É refresco. Uma investigação do New York Times revelou que a China estaria expandindo silenciosamente sua presença em eleições locais nos EUA, especialmente em Nova York e São Francisco. Associações comunitárias conhecidas como hometown associations, que reúnem imigrantes da mesma província chinesa, passaram de grupos de acolhimento a ferramentas úteis para o consulado chinês em Manhattan, apoiando ou minando candidaturas conforme os interesses de Pequim. Pelo menos 50 organizações ligadas à China teriam supostamente atuado em campanhas nos últimos cinco anos, segundo o jornal. Casos semelhantes foram documentados na Califórnia, onde grupos pró-Pequim, com suporte de diplomatas, teriam organizado protestos para silenciar dissidentes. Para críticos, trata-se da exportação do padrão doméstico de repressão à dissidência para o território americano, uma demonstração de como Pequim busca disputar narrativas políticas. Para outros, talvez seja os EUA provando do próprio remédio.

Exposição: De agosto a setembro, uma mostra no centro Tai Kwun, em Hong Kong, celebra a tradição local de filmes de tríades (as máfias chinesas). Mesmo se não der para ir conferir pessoalmente, vale ver o trailer aqui.
Fantasia: Em entrevista para a Folha de S. Paulo, a escritora sino-americana R.F Kuang celebra seu novo livro Katábasis, do gênero fantasia acadêmica, que acabou de chegar ao Brasil.
Marketing: Assim como um bocado de internautas chineses, também estamos obcecados com a nova campanha da perfumaria chinesa Documents, fotografada por Jason Zhang Weiming.

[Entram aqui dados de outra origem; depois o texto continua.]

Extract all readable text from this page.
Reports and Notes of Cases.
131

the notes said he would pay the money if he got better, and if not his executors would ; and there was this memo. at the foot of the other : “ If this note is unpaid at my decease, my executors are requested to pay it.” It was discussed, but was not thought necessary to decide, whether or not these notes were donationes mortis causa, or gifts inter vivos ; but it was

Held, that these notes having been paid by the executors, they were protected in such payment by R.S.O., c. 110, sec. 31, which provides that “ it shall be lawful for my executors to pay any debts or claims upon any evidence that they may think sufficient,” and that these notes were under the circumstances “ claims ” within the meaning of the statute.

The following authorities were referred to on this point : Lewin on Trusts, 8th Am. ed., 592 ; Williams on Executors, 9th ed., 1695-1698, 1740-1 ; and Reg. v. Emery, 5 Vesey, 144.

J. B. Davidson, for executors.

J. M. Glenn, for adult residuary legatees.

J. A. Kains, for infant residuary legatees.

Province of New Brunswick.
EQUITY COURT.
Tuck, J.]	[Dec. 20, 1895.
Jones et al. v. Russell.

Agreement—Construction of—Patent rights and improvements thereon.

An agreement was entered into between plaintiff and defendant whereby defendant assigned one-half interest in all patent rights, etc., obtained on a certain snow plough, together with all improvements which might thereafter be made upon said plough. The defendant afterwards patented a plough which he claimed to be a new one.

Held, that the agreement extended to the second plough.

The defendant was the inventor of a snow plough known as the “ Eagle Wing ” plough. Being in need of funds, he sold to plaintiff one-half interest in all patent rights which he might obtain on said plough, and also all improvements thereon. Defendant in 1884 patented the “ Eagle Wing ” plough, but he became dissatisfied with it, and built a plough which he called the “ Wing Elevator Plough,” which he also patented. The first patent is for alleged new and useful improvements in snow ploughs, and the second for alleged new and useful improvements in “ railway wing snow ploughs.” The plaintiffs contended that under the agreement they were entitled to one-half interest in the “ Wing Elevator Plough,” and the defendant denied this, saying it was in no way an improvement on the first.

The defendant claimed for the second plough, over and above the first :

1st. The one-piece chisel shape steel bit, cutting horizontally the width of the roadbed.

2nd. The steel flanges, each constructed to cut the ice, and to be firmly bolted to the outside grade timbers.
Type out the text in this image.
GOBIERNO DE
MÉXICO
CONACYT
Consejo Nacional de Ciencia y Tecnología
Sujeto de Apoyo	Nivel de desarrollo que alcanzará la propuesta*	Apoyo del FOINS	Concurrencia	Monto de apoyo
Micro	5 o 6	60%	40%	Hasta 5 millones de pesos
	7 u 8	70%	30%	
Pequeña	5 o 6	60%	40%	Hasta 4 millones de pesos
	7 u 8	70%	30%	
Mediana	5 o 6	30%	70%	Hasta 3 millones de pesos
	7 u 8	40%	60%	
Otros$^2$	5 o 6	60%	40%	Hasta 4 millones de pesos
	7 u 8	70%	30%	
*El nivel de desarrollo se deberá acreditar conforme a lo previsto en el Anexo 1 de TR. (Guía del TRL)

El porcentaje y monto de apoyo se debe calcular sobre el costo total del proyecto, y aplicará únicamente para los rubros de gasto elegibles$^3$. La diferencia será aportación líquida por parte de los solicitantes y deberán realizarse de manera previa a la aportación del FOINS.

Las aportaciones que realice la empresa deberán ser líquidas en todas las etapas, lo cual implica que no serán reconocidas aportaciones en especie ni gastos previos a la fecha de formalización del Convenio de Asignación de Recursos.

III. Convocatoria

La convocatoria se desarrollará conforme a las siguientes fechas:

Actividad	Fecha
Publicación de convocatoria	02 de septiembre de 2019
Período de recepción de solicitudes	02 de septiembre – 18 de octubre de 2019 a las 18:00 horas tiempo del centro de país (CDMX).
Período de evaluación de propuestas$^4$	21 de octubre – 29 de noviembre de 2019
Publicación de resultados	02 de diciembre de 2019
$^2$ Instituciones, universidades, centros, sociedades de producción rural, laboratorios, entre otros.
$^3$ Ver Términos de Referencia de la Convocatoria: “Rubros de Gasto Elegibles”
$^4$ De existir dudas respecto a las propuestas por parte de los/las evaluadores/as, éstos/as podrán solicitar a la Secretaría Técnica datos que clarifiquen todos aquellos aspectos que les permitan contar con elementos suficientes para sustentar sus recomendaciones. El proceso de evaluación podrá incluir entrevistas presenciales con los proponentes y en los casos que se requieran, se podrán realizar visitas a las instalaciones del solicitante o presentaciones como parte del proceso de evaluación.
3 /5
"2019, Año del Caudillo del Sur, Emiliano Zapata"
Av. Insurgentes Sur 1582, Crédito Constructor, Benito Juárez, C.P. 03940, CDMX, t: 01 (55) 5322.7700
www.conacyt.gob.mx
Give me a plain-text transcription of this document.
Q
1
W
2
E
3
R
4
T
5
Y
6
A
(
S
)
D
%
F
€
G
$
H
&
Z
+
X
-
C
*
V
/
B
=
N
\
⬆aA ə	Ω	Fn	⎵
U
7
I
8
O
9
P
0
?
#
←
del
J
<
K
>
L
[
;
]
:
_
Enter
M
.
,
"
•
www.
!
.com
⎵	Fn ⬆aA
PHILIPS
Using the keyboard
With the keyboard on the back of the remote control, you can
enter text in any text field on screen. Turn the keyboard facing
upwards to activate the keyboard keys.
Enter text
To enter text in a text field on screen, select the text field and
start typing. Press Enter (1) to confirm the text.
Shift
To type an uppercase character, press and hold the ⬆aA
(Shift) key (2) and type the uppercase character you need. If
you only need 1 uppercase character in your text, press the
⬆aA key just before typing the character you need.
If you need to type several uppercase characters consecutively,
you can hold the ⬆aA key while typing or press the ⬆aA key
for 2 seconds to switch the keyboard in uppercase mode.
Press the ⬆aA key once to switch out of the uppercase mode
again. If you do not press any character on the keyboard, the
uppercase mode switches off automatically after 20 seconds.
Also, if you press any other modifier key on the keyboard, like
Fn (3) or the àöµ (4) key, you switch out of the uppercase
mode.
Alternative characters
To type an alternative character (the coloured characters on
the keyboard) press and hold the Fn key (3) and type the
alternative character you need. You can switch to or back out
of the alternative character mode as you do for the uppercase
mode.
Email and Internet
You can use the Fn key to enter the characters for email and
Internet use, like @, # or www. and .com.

Chungking Mansions não é apenas o cenário de um dos filmes mais famosos de Wong Kar-Wai (por aqui, o nome do filme é Amores Expressos). Como mostra este vídeo do South China Morning Post, o prédio é um centro da globalização de baixo custo, onde pessoas de mais de uma centena de países convergem para fazer negócios, celebrar suas culturas, e dormir.